The demise of New York City-based Crumbs Bake Shop Inc., which closed its 48 remaining stores this week, showed the limits of getting Americans to pay almost $5 for a snack.
After initially planning to open 200 stores nationwide, the chain struggled to expand beyond its home base in New York and a few other pockets of affluence. The company lost tens of millions of dollars and now faces default on more than $14 million in loans.
Although Crumbs had specific challenges, including the demands of being a public company, the industry faces a painfully crowded market for baked goods and is seeking ways to enliven a fad that’s lost its novelty.
Sprinkles Cupcakes Inc. has opened 24-hour cupcake dispensing machines in six cities, aiming to give people a new reason to visit their stores. For most Americans, though, the excitement may have run its course.

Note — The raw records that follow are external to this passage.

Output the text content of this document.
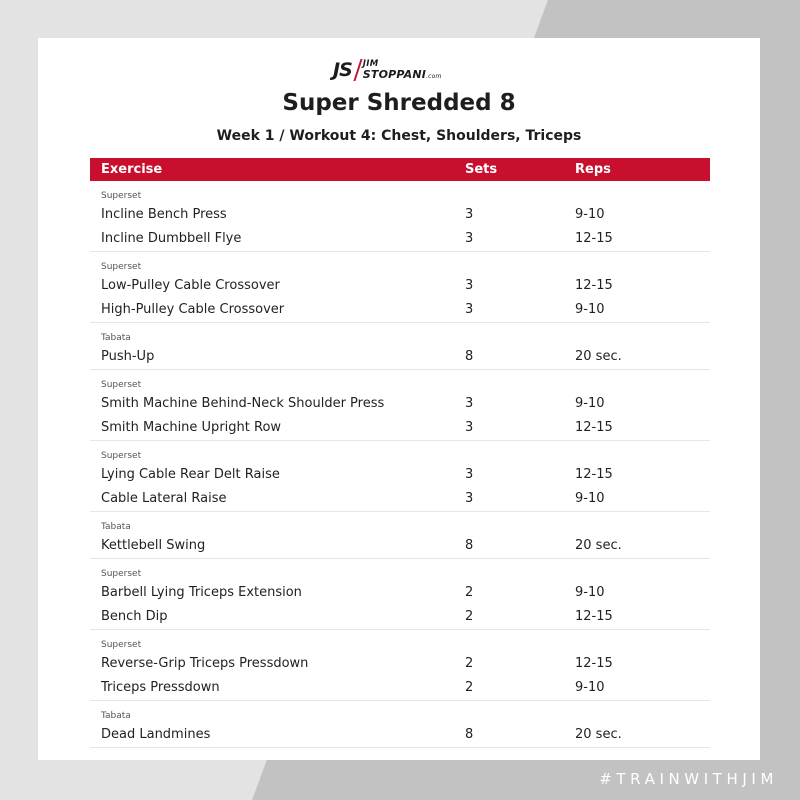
JS JIM
STOPPANI.com
Super Shredded 8
Week 1 / Workout 4: Chest, Shoulders, Triceps
Exercise	Sets	Reps
Superset
Incline Bench Press	3	9-10
Incline Dumbbell Flye	3	12-15
Superset
Low-Pulley Cable Crossover	3	12-15
High-Pulley Cable Crossover	3	9-10
Tabata
Push-Up	8	20 sec.
Superset
Smith Machine Behind-Neck Shoulder Press	3	9-10
Smith Machine Upright Row	3	12-15
Superset
Lying Cable Rear Delt Raise	3	12-15
Cable Lateral Raise	3	9-10
Tabata
Kettlebell Swing	8	20 sec.
Superset
Barbell Lying Triceps Extension	2	9-10
Bench Dip	2	12-15
Superset
Reverse-Grip Triceps Pressdown	2	12-15
Triceps Pressdown	2	9-10
Tabata
Dead Landmines	8	20 sec.
#TRAINWITHJIM
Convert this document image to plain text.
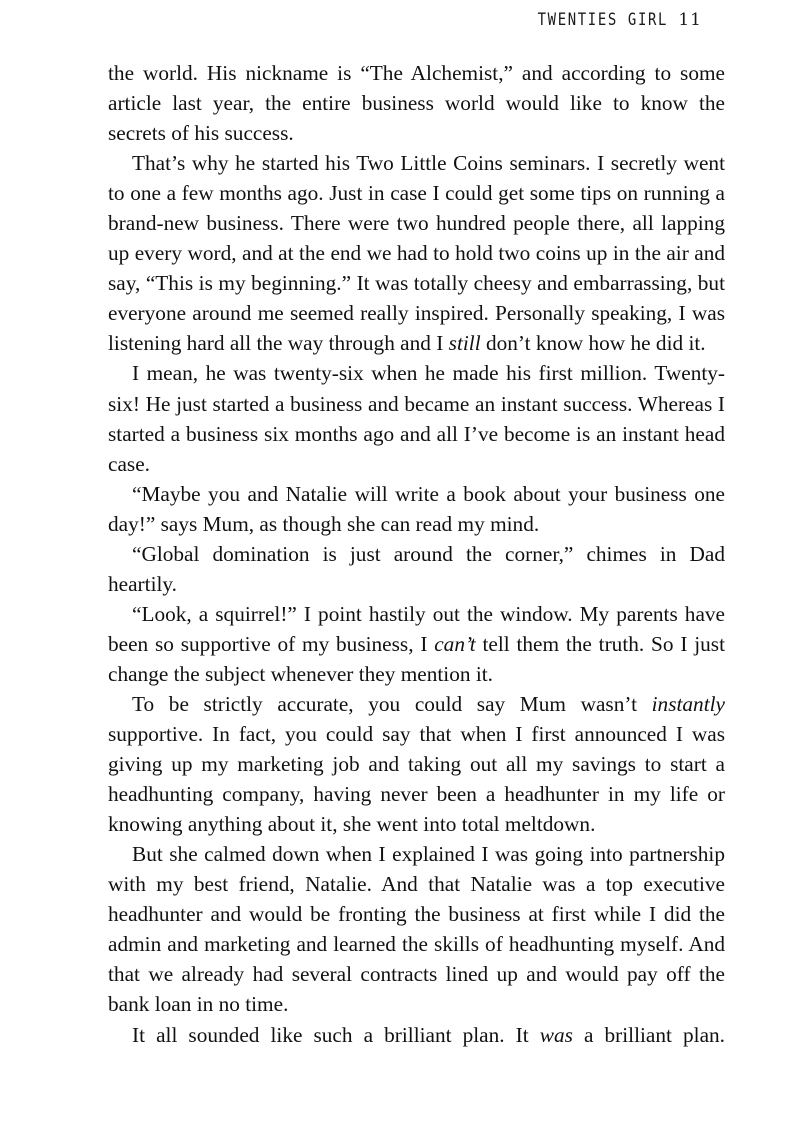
TWENTIES GIRL 11

the world. His nickname is “The Alchemist,” and according to some article last year, the entire business world would like to know the secrets of his success.

That’s why he started his Two Little Coins seminars. I secretly went to one a few months ago. Just in case I could get some tips on running a brand-new business. There were two hundred people there, all lapping up every word, and at the end we had to hold two coins up in the air and say, “This is my beginning.” It was totally cheesy and embarrassing, but everyone around me seemed really inspired. Personally speaking, I was listening hard all the way through and I still don’t know how he did it.

I mean, he was twenty-six when he made his first million. Twenty-six! He just started a business and became an instant success. Whereas I started a business six months ago and all I’ve become is an instant head case.

“Maybe you and Natalie will write a book about your business one day!” says Mum, as though she can read my mind.

“Global domination is just around the corner,” chimes in Dad heartily.

“Look, a squirrel!” I point hastily out the window. My parents have been so supportive of my business, I can’t tell them the truth. So I just change the subject whenever they mention it.

To be strictly accurate, you could say Mum wasn’t instantly supportive. In fact, you could say that when I first announced I was giving up my marketing job and taking out all my savings to start a headhunting company, having never been a headhunter in my life or knowing anything about it, she went into total meltdown.

But she calmed down when I explained I was going into partnership with my best friend, Natalie. And that Natalie was a top executive headhunter and would be fronting the business at first while I did the admin and marketing and learned the skills of headhunting myself. And that we already had several contracts lined up and would pay off the bank loan in no time.

It all sounded like such a brilliant plan. It was a brilliant plan.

“When you see something that gains adoption so rapidly, that suggests it might also decline rapidly,” said Neeru Paharia, an assistant professor of marketing at Georgetown University in Washington, D.C., who keeps an eye on the lines at nearby Georgetown Cupcake. “It peaks really early and crashes.”

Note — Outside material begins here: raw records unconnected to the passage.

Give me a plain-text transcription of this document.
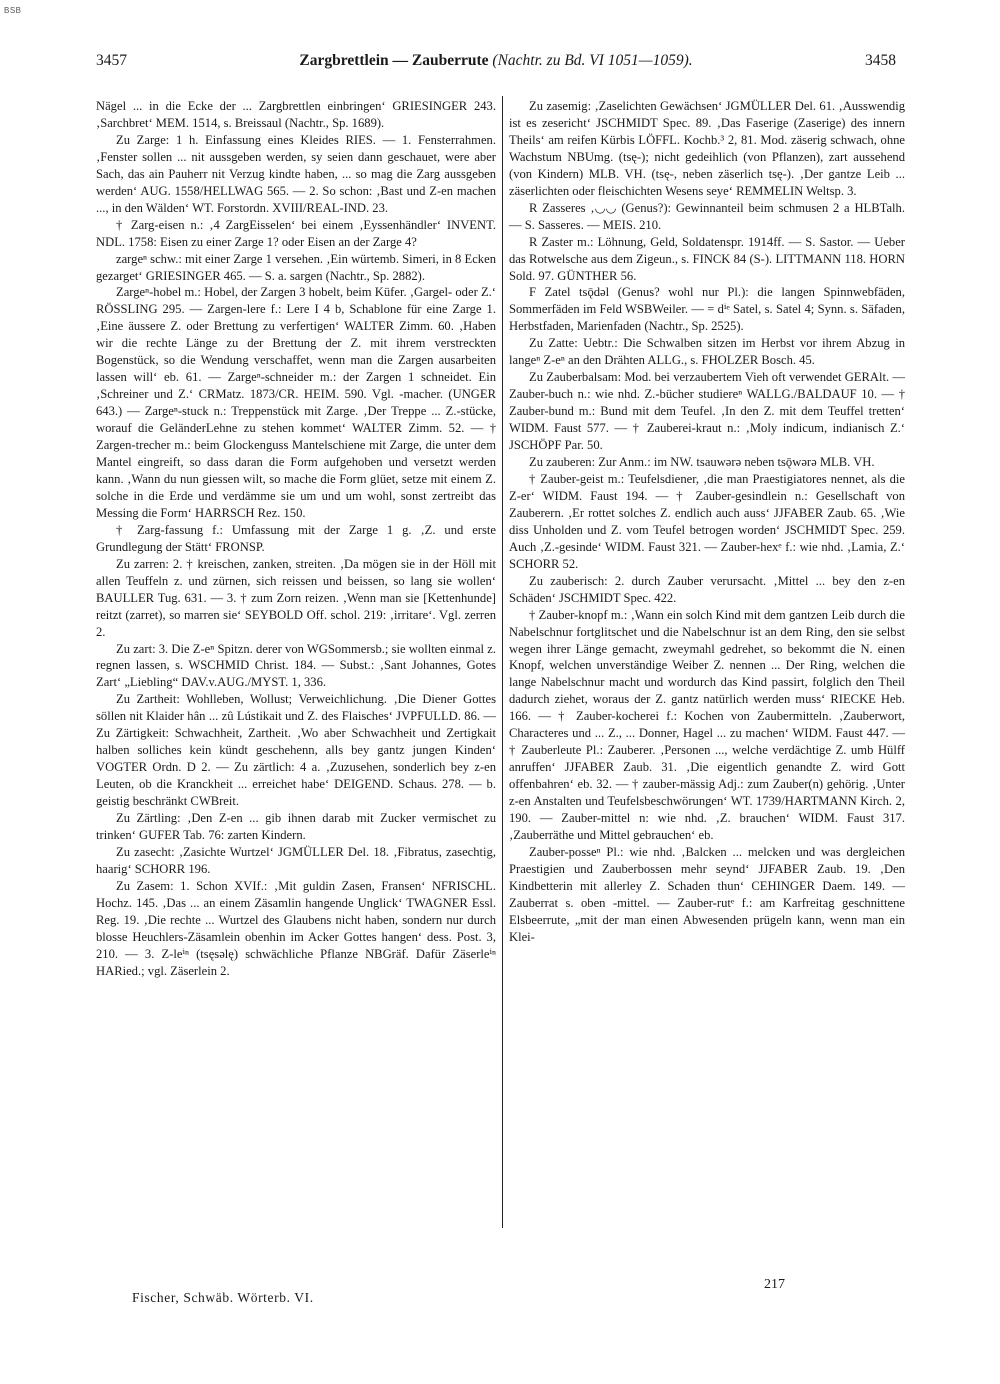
BSB
3457	Zargbrettlein — Zauberrute (Nachtr. zu Bd. VI 1051—1059).	3458

Nägel ... in die Ecke der ... Zargbrettlen einbringen‘ GRIESINGER 243. ‚Sarchbret‘ MEM. 1514, s. Breissaul (Nachtr., Sp. 1689).

Zu Zarge: 1 h. Einfassung eines Kleides RIES. — 1. Fensterrahmen. ‚Fenster sollen ... nit aussgeben werden, sy seien dann geschauet, were aber Sach, das ain Pauherr nit Verzug kindte haben, ... so mag die Zarg aussgeben werden‘ AUG. 1558/HELLWAG 565. — 2. So schon: ‚Bast und Z-en machen ..., in den Wälden‘ WT. Forstordn. XVIII/REAL-IND. 23.

† Zarg-eisen n.: ‚4 ZargEisselen‘ bei einem ‚Eyssenhändler‘ INVENT. NDL. 1758: Eisen zu einer Zarge 1? oder Eisen an der Zarge 4?

zargeⁿ schw.: mit einer Zarge 1 versehen. ‚Ein würtemb. Simeri, in 8 Ecken gezarget‘ GRIESINGER 465. — S. a. sargen (Nachtr., Sp. 2882).

Zargeⁿ-hobel m.: Hobel, der Zargen 3 hobelt, beim Küfer. ‚Gargel- oder Z.‘ RÖSSLING 295. — Zargen-lere f.: Lere I 4 b, Schablone für eine Zarge 1. ‚Eine äussere Z. oder Brettung zu verfertigen‘ WALTER Zimm. 60. ‚Haben wir die rechte Länge zu der Brettung der Z. mit ihrem verstreckten Bogenstück, so die Wendung verschaffet, wenn man die Zargen ausarbeiten lassen will‘ eb. 61. — Zargeⁿ-schneider m.: der Zargen 1 schneidet. Ein ‚Schreiner und Z.‘ CRMatz. 1873/CR. HEIM. 590. Vgl. -macher. (UNGER 643.) — Zargeⁿ-stuck n.: Treppenstück mit Zarge. ‚Der Treppe ... Z.-stücke, worauf die GeländerLehne zu stehen kommet‘ WALTER Zimm. 52. — † Zargen-trecher m.: beim Glockenguss Mantelschiene mit Zarge, die unter dem Mantel eingreift, so dass daran die Form aufgehoben und versetzt werden kann. ‚Wann du nun giessen wilt, so mache die Form glüet, setze mit einem Z. solche in die Erde und verdämme sie um und um wohl, sonst zertreibt das Messing die Form‘ HARRSCH Rez. 150.

† Zarg-fassung f.: Umfassung mit der Zarge 1 g. ‚Z. und erste Grundlegung der Stätt‘ FRONSP.

Zu zarren: 2. † kreischen, zanken, streiten. ‚Da mögen sie in der Höll mit allen Teuffeln z. und zürnen, sich reissen und beissen, so lang sie wollen‘ BAULLER Tug. 631. — 3. † zum Zorn reizen. ‚Wenn man sie [Kettenhunde] reitzt (zarret), so marren sie‘ SEYBOLD Off. schol. 219: ‚irritare‘. Vgl. zerren 2.

Zu zart: 3. Die Z-eⁿ Spitzn. derer von WGSommersb.; sie wollten einmal z. regnen lassen, s. WSCHMID Christ. 184. — Subst.: ‚Sant Johannes, Gotes Zart‘ „Liebling“ DAV.v.AUG./MYST. 1, 336.

Zu Zartheit: Wohlleben, Wollust; Verweichlichung. ‚Die Diener Gottes söllen nit Klaider hân ... zû Lústikait und Z. des Flaisches‘ JVPFULLD. 86. — Zu Zärtigkeit: Schwachheit, Zartheit. ‚Wo aber Schwachheit und Zertigkait halben solliches kein kündt geschehenn, alls bey gantz jungen Kinden‘ VOGTER Ordn. D 2. — Zu zärtlich: 4 a. ‚Zuzusehen, sonderlich bey z-en Leuten, ob die Kranckheit ... erreichet habe‘ DEIGEND. Schaus. 278. — b. geistig beschränkt CWBreit.

Zu Zärtling: ‚Den Z-en ... gib ihnen darab mit Zucker vermischet zu trinken‘ GUFER Tab. 76: zarten Kindern.

Zu zasecht: ‚Zasichte Wurtzel‘ JGMÜLLER Del. 18. ‚Fibratus, zasechtig, haarig‘ SCHORR 196.

Zu Zasem: 1. Schon XVIf.: ‚Mit guldin Zasen, Fransen‘ NFRISCHL. Hochz. 145. ‚Das ... an einem Zäsamlin hangende Unglick‘ TWAGNER Essl. Reg. 19. ‚Die rechte ... Wurtzel des Glaubens nicht haben, sondern nur durch blosse Heuchlers-Zäsamlein obenhin im Acker Gottes hangen‘ dess. Post. 3, 210. — 3. Z-leⁱⁿ (tsęsəlę) schwächliche Pflanze NBGräf. Dafür Zäserleⁱⁿ HARied.; vgl. Zäserlein 2.

Zu zasemig: ‚Zaselichten Gewächsen‘ JGMÜLLER Del. 61. ‚Ausswendig ist es zesericht‘ JSCHMIDT Spec. 89. ‚Das Faserige (Zaserige) des innern Theils‘ am reifen Kürbis LÖFFL. Kochb.³ 2, 81. Mod. zäserig schwach, ohne Wachstum NBUmg. (tsę-); nicht gedeihlich (von Pflanzen), zart aussehend (von Kindern) MLB. VH. (tsę-, neben zäserlich tsę-). ‚Der gantze Leib ... zäserlichten oder fleischichten Wesens seye‘ REMMELIN Weltsp. 3.

R Zasseres ‚◡◡ (Genus?): Gewinnanteil beim schmusen 2 a HLBTalh. — S. Sasseres. — MEIS. 210.

R Zaster m.: Löhnung, Geld, Soldatenspr. 1914ff. — S. Sastor. — Ueber das Rotwelsche aus dem Zigeun., s. FINCK 84 (S-). LITTMANN 118. HORN Sold. 97. GÜNTHER 56.

F Zatel tsǭdəl (Genus? wohl nur Pl.): die langen Spinnwebfäden, Sommerfäden im Feld WSBWeiler. — = dⁱᵉ Satel, s. Satel 4; Synn. s. Säfaden, Herbstfaden, Marienfaden (Nachtr., Sp. 2525).

Zu Zatte: Uebtr.: Die Schwalben sitzen im Herbst vor ihrem Abzug in langeⁿ Z-eⁿ an den Drähten ALLG., s. FHOLZER Bosch. 45.

Zu Zauberbalsam: Mod. bei verzaubertem Vieh oft verwendet GERAlt. — Zauber-buch n.: wie nhd. Z.-bücher studiereⁿ WALLG./BALDAUF 10. — † Zauber-bund m.: Bund mit dem Teufel. ‚In den Z. mit dem Teuffel tretten‘ WIDM. Faust 577. — † Zauberei-kraut n.: ‚Moly indicum, indianisch Z.‘ JSCHÖPF Par. 50.

Zu zauberen: Zur Anm.: im NW. tsauwərə neben tsǭwərə MLB. VH.

† Zauber-geist m.: Teufelsdiener, ‚die man Praestigiatores nennet, als die Z-er‘ WIDM. Faust 194. — † Zauber-gesindlein n.: Gesellschaft von Zauberern. ‚Er rottet solches Z. endlich auch auss‘ JJFABER Zaub. 65. ‚Wie diss Unholden und Z. vom Teufel betrogen worden‘ JSCHMIDT Spec. 259. Auch ‚Z.-gesinde‘ WIDM. Faust 321. — Zauber-hexᵉ f.: wie nhd. ‚Lamia, Z.‘ SCHORR 52.

Zu zauberisch: 2. durch Zauber verursacht. ‚Mittel ... bey den z-en Schäden‘ JSCHMIDT Spec. 422.

† Zauber-knopf m.: ‚Wann ein solch Kind mit dem gantzen Leib durch die Nabelschnur fortglitschet und die Nabelschnur ist an dem Ring, den sie selbst wegen ihrer Länge gemacht, zweymahl gedrehet, so bekommt die N. einen Knopf, welchen unverständige Weiber Z. nennen ... Der Ring, welchen die lange Nabelschnur macht und wordurch das Kind passirt, folglich den Theil dadurch ziehet, woraus der Z. gantz natürlich werden muss‘ RIECKE Heb. 166. — † Zauber-kocherei f.: Kochen von Zaubermitteln. ‚Zauberwort, Characteres und ... Z., ... Donner, Hagel ... zu machen‘ WIDM. Faust 447. — † Zauberleute Pl.: Zauberer. ‚Personen ..., welche verdächtige Z. umb Hülff anruffen‘ JJFABER Zaub. 31. ‚Die eigentlich genandte Z. wird Gott offenbahren‘ eb. 32. — † zauber-mässig Adj.: zum Zauber(n) gehörig. ‚Unter z-en Anstalten und Teufelsbeschwörungen‘ WT. 1739/HARTMANN Kirch. 2, 190. — Zauber-mittel n: wie nhd. ‚Z. brauchen‘ WIDM. Faust 317. ‚Zauberräthe und Mittel gebrauchen‘ eb.

Zauber-posseⁿ Pl.: wie nhd. ‚Balcken ... melcken und was dergleichen Praestigien und Zauberbossen mehr seynd‘ JJFABER Zaub. 19. ‚Den Kindbetterin mit allerley Z. Schaden thun‘ CEHINGER Daem. 149. — Zauberrat s. oben -mittel. — Zauber-rutᵉ f.: am Karfreitag geschnittene Elsbeerrute, „mit der man einen Abwesenden prügeln kann, wenn man ein Klei-

Fischer, Schwäb. Wörterb. VI.
217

In the 12-month period that ended in April, cake servings at restaurants — including cupcake places — declined 1 percent, according to NPD Group Inc. That compares with an 8 percent rise in the corresponding period of 2011, when the cupcake trend was going strong.
Typical Americans lack the cash to turn gourmet cupcakes into an everyday purchase, even with celebrities like Oprah Winfrey touting them. That means the market at best was small, said Bonnie Riggs, an analyst at NPD.

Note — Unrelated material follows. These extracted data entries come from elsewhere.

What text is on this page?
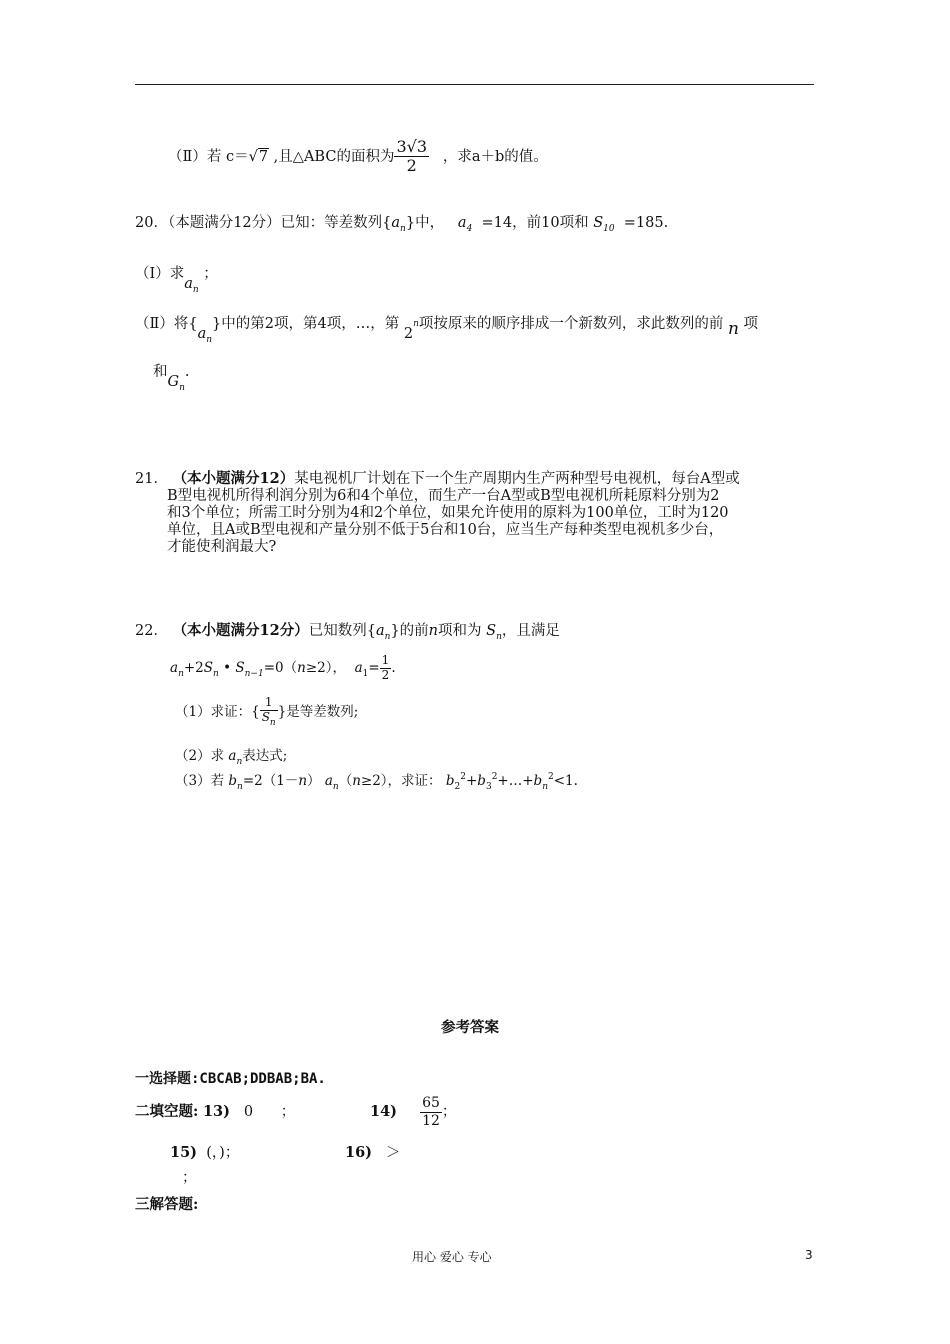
（Ⅱ）若 c＝√7 ,且△ABC的面积为 $\frac{3√3}{2}$ ，求a＋b的值。
20．（本题满分12分）已知：等差数列$\{a_n\}$中， $a_4 =14$，前10项和 $S_{10} =185$.
（Ⅰ）求$a_n$ ；
（Ⅱ）将$\{a_n\}$中的第2项，第4项，…，第 2$^n$项按原来的顺序排成一个新数列，求此数列的前 n 项
和$G_n$.
21． （本小题满分12）某电视机厂计划在下一个生产周期内生产两种型号电视机，每台A型或
B型电视机所得利润分别为6和4个单位，而生产一台A型或B型电视机所耗原料分别为2
和3个单位；所需工时分别为4和2个单位，如果允许使用的原料为100单位，工时为120
单位，且A或B型电视和产量分别不低于5台和10台，应当生产每种类型电视机多少台，
才能使利润最大?
22． （本小题满分12分）已知数列$\{a_n\}$的前n项和为 $S_n$，且满足
$a_n+2S_n$ • $S_{n-1}=0(n\ge 2)$， $a_1= \frac{1}{2}$ .
（1）求证：{ $\frac{1}{S_n}$ }是等差数列;
（2）求 $a_n$表达式;
（3）若 $b_n=2(1-n)$ $a_n(n\ge 2)$，求证： $b_2^2+b_3^2+\dots+b_n^2<1$.
参考答案
一选择题:CBCAB;DDBAB;BA.
二填空题: 13) 0 ；	$14) \frac{65}{12}$ ；
15) (，)；	16) ＞
；
三解答题:
用心 爱心 专心	3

“You’re not going to be buying these discretionary purchases unless you’re part of the 1 percent,” Riggs said. “It’s not going to be middle America.”
Dessert-focused places like Crumbs also suffer from competition from restaurants that carry more than just sweets. In addition, doughnut chains such as Dunkin’ Brands Group Inc. have proved their staying power, and their food is seen as more versatile.
“People are not going to eat a cupcake for breakfast,” said Peter Saleh, an analyst at Telsey Advisory Group in New York. “It’s not a very sustainable business model where people are going to come in and eat the same thing every day. You eat a cupcake every day and you’ll be dead.”
One cupcake business on a growth streak is Overland Park-based Smallcakes A Cupcakery. It was founded in 2009 and now has more than 70 locations in more than a dozen states. It expects to add about 15 more shops in the next 12 months.
“You’ll see a shuffle as people taste the difference,” said Kevin Combs, president and chief executive officer of Smallcakes. “The high-quality, baked fresh every day cupcakes are going to be the ones that people will continue to buy. The cupcake places that are struggling are the ones that sell the exact same cupcake you can make at home or purchase at a grocery store.”
Combs said today’s kids — ages 6 to 14 — watch TV’s “Cupcake Wars” with their parents.
“So we have a market that is going to continue to grow for the next 30 years,” he said.
A new Smallcakes in West Des Moines, Iowa, has sold out of cupcakes every day since its Monday opening.
The Star’s Joyce Smith contributed to this story.